Negotiating to get the pilot back sets the stage for the overall negotiation of the Soviets evacuating through Salang pass, a retreat that exposes them to annihilation if they do not have the cooperation of the enemy. The negotiation is between tribes that will massacre each other given half a chance and with the Soviets who have several agendas, none of which have anything to do with fairness to the Afghans.

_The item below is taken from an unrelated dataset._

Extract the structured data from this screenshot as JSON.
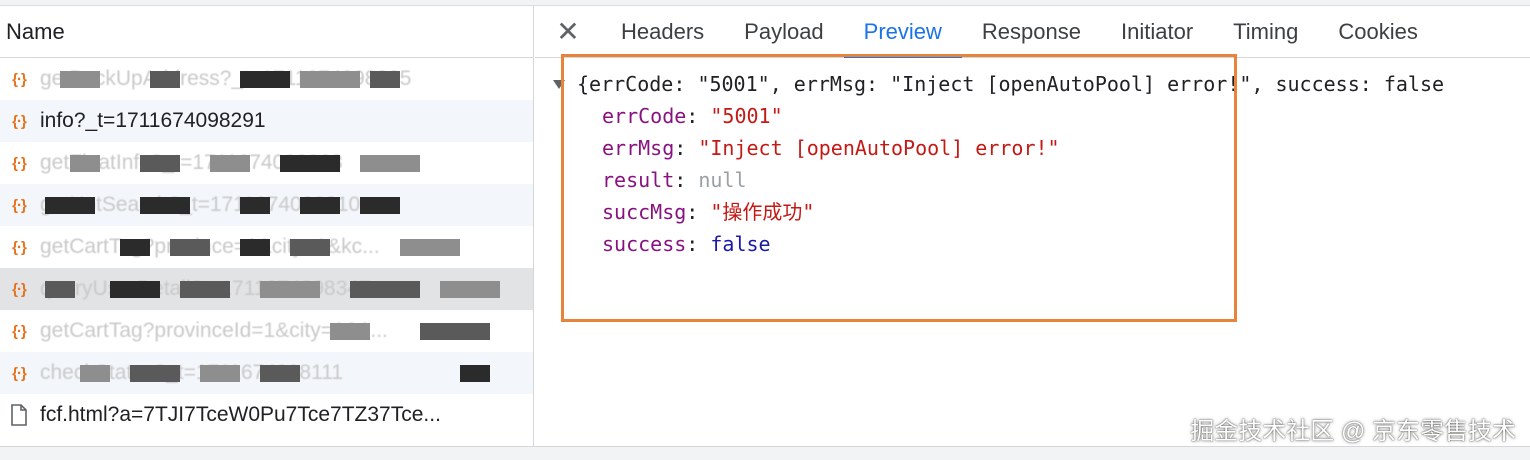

This is interspersed with gunfights that come out of nowhere, rocket attacks on vehicles, soldiers unable to kill and driven to the brink of insanity by the meaningless brutality they are commanded to execute. A house is shot to pieces and the Soviet soldiers, desperate for real food, gobble the lentil soup still hot on the fire. There is none of the clean rationality of the Hollywood production. The rugged desert hills are encircled by buzzards. Soldiers are not killed as much by the blast of explosions as they are buried to death in the sand, dust and fragments of the ancient crumbling buildings in which they crouch.

There is no death with honor here, only fear, reaction, trauma and the death of children who know nothing save war. First rate stripped down supporting work by Anton Momot, the superb athlete who cannot kill, Kirill Pirogov as the Party commander and Yan Tsapnik as the Afghan leader who has seen it all. Director Pavel Lungin plays the corrupt sergeant selling an automatic grenade launcher to the locals with almost comic relief if such relief is possible. An invaluable addition to the library of any viewer interested in films of armed conflict.